Incursion dans l’art cinématographique
A première vue, son projet pour le Groupe 45 de l’Ecole du TNS, à partir du Décalogue du cinéaste polonais Krzysztof Kieślowski, aurait pu laisser croire à un pas de côté, écartant la littérature pour une incursion dans l’art cinématographique. Mais il n’en est rien.
https://youtu.be/gBngvRdSwtY
Cette série de dix films réalisés à la fin des années 1980, Julien Gosselin ne l’a encore jamais vue, à l’exception d’un épisode quand il était adolescent. C’est encore une fois le texte qui a présidé à son choix.
“Là, ce n’était pas moi qui réinventais quelque chose à partir d’une matière littéraire ; ça roulait tout seul tellement c’est bien écrit”
“Quelques mois après la proposition de Stanislas Nordey de faire un stage au TNS avec les élèves, j’ai découvert les scenarii du Décalogue chez mon administratrice Eugénie Tesson. Je les cherchais depuis longtemps, et voulais d’ailleurs trouver les DVD, mais ils n’étaient pas réédités et restaient introuvables. Je les ai lus, et j’ai trouvé ça incroyable.
Je ne me voyais pas en faire une production immédiatement ; par contre, c’était idéal à faire en atelier. Là, ce n’était pas moi qui réinventais quelque chose à partir d’une matière littéraire ; ça roulait tout seul tellement c’est bien écrit. C’est super-cruel, avec ce côté moraliste que j’aime bien, que l’on retrouve chez Eric Rohmer ou Michel Houellebecq.”
Les annulations se sont enchaînées
Testé en atelier, le projet du Dekalog devient le spectacle de fin d’études du Groupe 45, et devait être créé en juin 2020 au festival Printemps des Comédiens avant de tourner la saison suivante.
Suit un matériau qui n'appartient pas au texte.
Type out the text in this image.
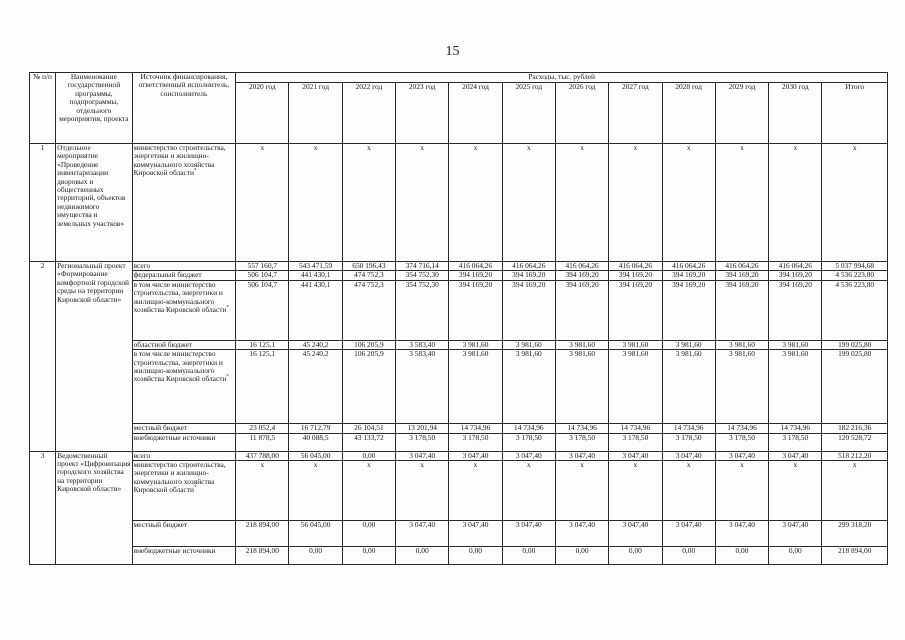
15
№ п/п	Наименование государственной программы, подпрограммы, отдельного мероприятия, проекта	Источник финансирования, ответственный исполнитель, соисполнитель	Расходы, тыс. рублей											
			2020 год	2021 год	2022 год	2023 год	2024 год	2025 год	2026 год	2027 год	2028 год	2029 год	2030 год	Итого
1	Отдельное мероприятие «Проведение инвентаризации дворовых и общественных территорий, объектов недвижимого имущества и земельных участков»	министерство строительства, энергетики и жилищно-коммунального хозяйства Кировской области*	x	x	x	x	x	x	x	x	x	x	x	x
2	Региональный проект «Формирование комфортной городской среды на территории Кировской области»	всего	557 160,7	543 471,59	650 196,43	374 716,14	416 064,26	416 064,26	416 064,26	416 064,26	416 064,26	416 064,26	416 064,26	5 037 994,68
		федеральный бюджет	506 104,7	441 430,1	474 752,3	354 752,30	394 169,20	394 169,20	394 169,20	394 169,20	394 169,20	394 169,20	394 169,20	4 536 223,80
		в том числе министерство строительства, энергетики и жилищно-коммунального хозяйства Кировской области*	506 104,7	441 430,1	474 752,3	354 752,30	394 169,20	394 169,20	394 169,20	394 169,20	394 169,20	394 169,20	394 169,20	4 536 223,80
		областной бюджет	16 125,1	45 240,2	106 205,9	3 583,40	3 981,60	3 981,60	3 981,60	3 981,60	3 981,60	3 981,60	3 981,60	199 025,80
		в том числе министерство строительства, энергетики и жилищно-коммунального хозяйства Кировской области*	16 125,1	45 240,2	106 205,9	3 583,40	3 981,60	3 981,60	3 981,60	3 981,60	3 981,60	3 981,60	3 981,60	199 025,80
		местный бюджет	23 052,4	16 712,79	26 104,51	13 201,94	14 734,96	14 734,96	14 734,96	14 734,96	14 734,96	14 734,96	14 734,96	182 216,36
		внебюджетные источники	11 878,5	40 088,5	43 133,72	3 178,50	3 178,50	3 178,50	3 178,50	3 178,50	3 178,50	3 178,50	3 178,50	120 528,72
3	Ведомственный проект «Цифровизация городского хозяйства на территории Кировской области»	всего	437 788,00	56 045,00	0,00	3 047,40	3 047,40	3 047,40	3 047,40	3 047,40	3 047,40	3 047,40	3 047,40	518 212,20
		министерство строительства, энергетики и жилищно-коммунального хозяйства Кировской области*	x	x	x	x	x	x	x	x	x	x	x	x
		местный бюджет	218 894,00	56 045,00	0,00	3 047,40	3 047,40	3 047,40	3 047,40	3 047,40	3 047,40	3 047,40	3 047,40	299 318,20
		внебюджетные источники	218 894,00	0,00	0,00	0,00	0,00	0,00	0,00	0,00	0,00	0,00	0,00	218 894,00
Les annulations se sont enchaînées depuis lors, notamment les dates prévues en février 2021 à la MC93 à Bobigny.
“Le spectacle dure cinq heures, sans entracte, et le public est convié à monter sur le plateau ; le montrer à quelques personnes n’aurait aucun sens”
Julien Gosselin aurait pu, comme tant d’autres, inviter les professionnel·les à voir le spectacle. Il n’en fut rien.
“Le spectacle dure cinq heures, sans entracte, et le public est convié à monter sur le plateau ; le montrer à quelques personnes n’aurait aucun sens. J’ai proposé à Hortense Archambault – directrice de la MC93 – de faire un tournage du spectacle pendant deux semaines. Pas une captation – je m’en méfie vraiment –, mais un objet hybride : le film d’un projet de théâtre. On tourne vingt minutes par jour, c’est énorme.”
Une hybridation féconde
Lorsque nous venons y assister, Julien Gosselin tourne l’épisode “Tu respecteras le jour du Seigneur” qui se déroule la nuit de Noël et accompagne l’errance urbaine d’un chauffeur de taxi et de son ex-maîtresse, qui recherche son mari alcoolique. Dans le spectacle, le couple d’amant·es est joué par deux actrices, Majda Abdelmalek et Clémence Boissé.
Sur le plateau, les décors s’alignent – salon, salle de bains, église, taxi garé dans la rue – et se modifient à mesure que les séquences s’enchaînent. A l’équipe du caméraman du spectacle s’est ajoutée la présence d’une directrice de la photographie, Pauline Sicard, et d’un ingénieur du son, Francis Bernard, venu·es du cinéma.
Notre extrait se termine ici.